Colored Multipermutations and a Combinatorial Generalization of Worpitzky's Identity

TL;DR

This paper introduces a combinatorial interpretation for generalized Worpitzky identity numbers using colored multipermutations, providing new insights and proofs for related combinatorial identities.

Contribution

It defines descents in colored multipermutations and shows these count the numbers in the generalized Worpitzky identity, offering a novel combinatorial perspective.

Findings

A combinatorial interpretation of $A_{a,b,r}(p,i)$ as colored multipermutations with weak descents.

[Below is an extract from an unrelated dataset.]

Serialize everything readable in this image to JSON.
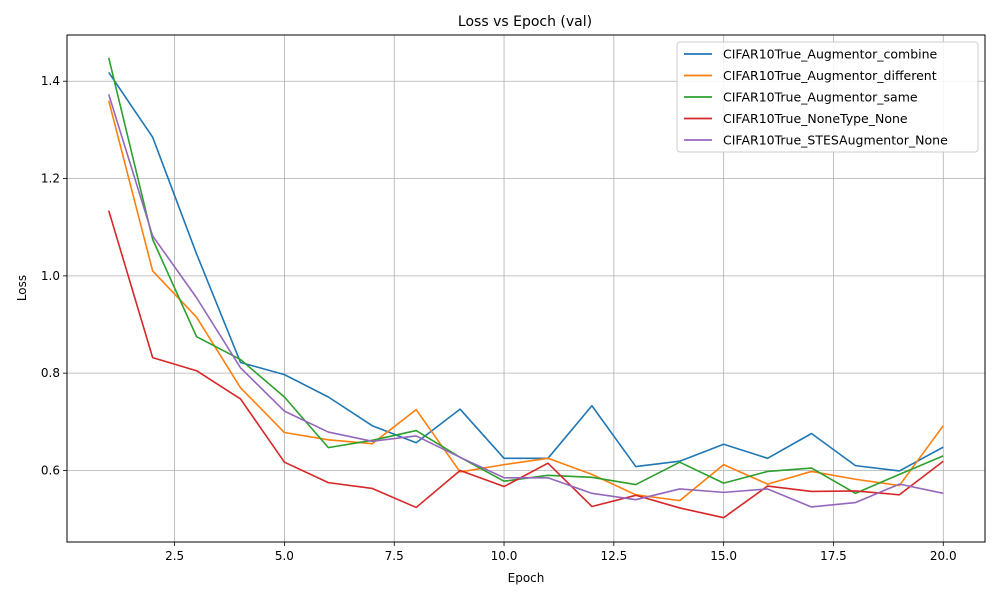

Proofs of identities involving $A_{a,b,r}(p,i)$ using combinatorial methods.

Extension of Worpitzky's identity to a broader combinatorial context.

Abstract

Worpitzky's identity expresses $n^p$ in terms of the Eulerian numbers and binomial coefficients: $$n^p = \sum_{i=0}^{p-1} \genfrac<>{0pt}{}{p}{i} \binom{n+i}{p}.$$ Pita-Ruiz recently defined numbers $A_{a,b,r}(p,i)$ implicitly to satisfy a generalized Worpitzky identity $$\binom{an+b}{r}^p = \sum_{i=0}^{rp} A_{a,b,r}(p,i) \binom{n+rp-i}{rp},$$ and asked whether there is a combinatorial interpretation of the numbers $A_{a,b,r}(p,i)$. We provide such a combinatorial interpretation by defining a notion of descents in colored multipermutations, and then proving that $A_{a,b,r}(p,i)$ is equal to the number of colored multipermutations of $\{1^r, 2^r, \ldots, p^r\}$ with $a$ colors and $i$ weak descents. We use this to give combinatorial proofs of several identities involving $A_{a,b,r}(p,i)$, including the aforementioned generalized Worpitzky identity.